On Sunday, October 10th, a rather strong tornado plowed through a swath of the Superior National Forest in Cook County, making it Minnesota's farthest-northeast tornado known to have occurred so late in the season.
The National Weather Service forecast office in Duluth used a combination of spotter reports, video, aerial photographs, and satellite imagery to confirm this remote, northwoods vortex. Analysis indicates the tornado traveled approximately four miles, from Alder Lake, to Rocky Lake, to Clearwater Lake, and then crossed Mountain Lake into Canada. The tornado's maximum width on the ground exceeded a quarter-mile, with winds estimated up to 120 mph, making this an EF-2 tornado on the Enhanced Fujita damage scale.
The tornado formed in conditions that were conducive to the development of severe thunderstorms and tornadoes. A strong low-pressure system and upper-level disturbance pivoted northward through western Minnesota, pulling moist and unstable right up to the Canadian border. This system had produced a mini-outbreak of small tornadoes in South Dakota and Minnesota one day earlier, and the ingredients for tornadoes improved in many ways as the system turned northward.
The Storm Prediction Center had indicated a slight risk for severe weather and tornadoes earlier in the day, and issued a Severe Thunderstorm Watch as severe weather became more probable. The Duluth National Weather Service had issued a Tornado Warning for Cook County at 5:36 PM, 34 minutes before the tornado struck. No tornado was reported during the duration of the warning, because of a lack of spotters deep in the northern forest, but later analyses indicated the tornado was on the ground from 6:10 to 6:20 PM. It took more than two weeks for the National Weather Service sift through the evidence and confirm this tornado.
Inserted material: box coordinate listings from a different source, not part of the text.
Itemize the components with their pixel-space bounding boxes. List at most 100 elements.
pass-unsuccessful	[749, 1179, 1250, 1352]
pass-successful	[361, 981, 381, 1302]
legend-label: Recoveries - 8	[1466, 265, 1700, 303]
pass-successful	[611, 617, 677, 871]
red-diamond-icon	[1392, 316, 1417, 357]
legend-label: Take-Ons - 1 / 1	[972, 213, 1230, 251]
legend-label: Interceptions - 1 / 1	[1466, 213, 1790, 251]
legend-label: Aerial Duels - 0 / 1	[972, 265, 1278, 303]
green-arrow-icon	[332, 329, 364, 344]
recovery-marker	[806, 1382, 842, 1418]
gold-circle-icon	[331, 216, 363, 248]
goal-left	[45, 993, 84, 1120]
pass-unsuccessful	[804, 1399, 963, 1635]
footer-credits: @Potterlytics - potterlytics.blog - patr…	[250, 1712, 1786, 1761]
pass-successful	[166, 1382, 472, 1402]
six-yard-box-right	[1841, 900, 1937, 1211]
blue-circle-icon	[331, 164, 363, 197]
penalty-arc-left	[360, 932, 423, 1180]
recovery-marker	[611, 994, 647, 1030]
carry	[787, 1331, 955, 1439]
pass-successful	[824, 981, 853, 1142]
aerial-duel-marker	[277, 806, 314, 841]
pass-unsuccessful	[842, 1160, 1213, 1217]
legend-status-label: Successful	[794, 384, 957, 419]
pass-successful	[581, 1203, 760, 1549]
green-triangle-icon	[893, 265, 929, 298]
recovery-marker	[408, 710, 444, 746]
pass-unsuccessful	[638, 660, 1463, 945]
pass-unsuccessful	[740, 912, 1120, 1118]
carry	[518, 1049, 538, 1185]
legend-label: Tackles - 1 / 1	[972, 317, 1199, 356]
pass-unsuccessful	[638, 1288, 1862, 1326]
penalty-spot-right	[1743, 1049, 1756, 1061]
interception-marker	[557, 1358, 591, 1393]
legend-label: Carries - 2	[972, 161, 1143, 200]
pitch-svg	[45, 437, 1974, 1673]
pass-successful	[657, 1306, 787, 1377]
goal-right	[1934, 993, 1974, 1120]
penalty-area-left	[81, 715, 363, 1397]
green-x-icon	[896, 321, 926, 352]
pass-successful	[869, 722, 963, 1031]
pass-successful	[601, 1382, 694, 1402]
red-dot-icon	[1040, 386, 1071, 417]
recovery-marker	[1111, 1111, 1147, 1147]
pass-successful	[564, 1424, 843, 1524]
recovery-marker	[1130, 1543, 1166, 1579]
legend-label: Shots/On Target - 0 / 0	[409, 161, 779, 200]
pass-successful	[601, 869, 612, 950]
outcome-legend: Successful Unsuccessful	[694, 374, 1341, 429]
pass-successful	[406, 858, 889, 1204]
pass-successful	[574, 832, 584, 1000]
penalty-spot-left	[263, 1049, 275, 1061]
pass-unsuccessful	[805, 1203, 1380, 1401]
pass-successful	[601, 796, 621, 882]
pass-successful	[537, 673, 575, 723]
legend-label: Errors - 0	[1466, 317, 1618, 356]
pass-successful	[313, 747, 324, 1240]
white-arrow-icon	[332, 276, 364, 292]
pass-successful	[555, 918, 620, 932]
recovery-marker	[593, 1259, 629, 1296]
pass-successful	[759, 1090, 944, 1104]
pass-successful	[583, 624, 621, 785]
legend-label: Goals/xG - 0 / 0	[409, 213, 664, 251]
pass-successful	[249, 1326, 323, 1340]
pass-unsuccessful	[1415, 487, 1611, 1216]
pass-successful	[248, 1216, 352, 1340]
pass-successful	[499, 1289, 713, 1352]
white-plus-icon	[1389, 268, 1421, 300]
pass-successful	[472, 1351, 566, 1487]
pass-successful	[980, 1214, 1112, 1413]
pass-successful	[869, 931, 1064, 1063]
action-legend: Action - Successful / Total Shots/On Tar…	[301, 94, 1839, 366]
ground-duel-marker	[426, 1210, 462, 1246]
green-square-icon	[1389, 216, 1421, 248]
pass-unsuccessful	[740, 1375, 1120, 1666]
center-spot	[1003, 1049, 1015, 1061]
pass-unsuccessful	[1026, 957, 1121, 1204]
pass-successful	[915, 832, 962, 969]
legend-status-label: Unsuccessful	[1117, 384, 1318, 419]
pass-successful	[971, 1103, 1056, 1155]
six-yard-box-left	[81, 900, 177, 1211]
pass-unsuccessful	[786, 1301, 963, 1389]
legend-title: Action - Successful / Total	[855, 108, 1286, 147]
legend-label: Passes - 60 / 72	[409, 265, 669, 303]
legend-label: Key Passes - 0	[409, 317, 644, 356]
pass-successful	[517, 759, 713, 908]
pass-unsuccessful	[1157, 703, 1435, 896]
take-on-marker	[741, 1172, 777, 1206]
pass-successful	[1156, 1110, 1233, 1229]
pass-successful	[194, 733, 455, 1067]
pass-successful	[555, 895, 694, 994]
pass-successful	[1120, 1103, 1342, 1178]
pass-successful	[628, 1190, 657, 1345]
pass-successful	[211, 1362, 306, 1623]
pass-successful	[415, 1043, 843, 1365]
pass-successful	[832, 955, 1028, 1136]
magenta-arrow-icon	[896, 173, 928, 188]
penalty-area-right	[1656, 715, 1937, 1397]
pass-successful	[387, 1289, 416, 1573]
This tornado is not the latest on record in Minnesota, nor is it the only tornado to have occurred in the Boundary Waters Canoe Area Wilderness. It is, however, the only tornado known to have occurred deep in Minnesota's Arrowhead this late in the season. The runner-up for this dubios distinction occurred in 1900, when a deadly tornado ravaged Biwabik, an Iron Range community in St. Louis County, on October 6th.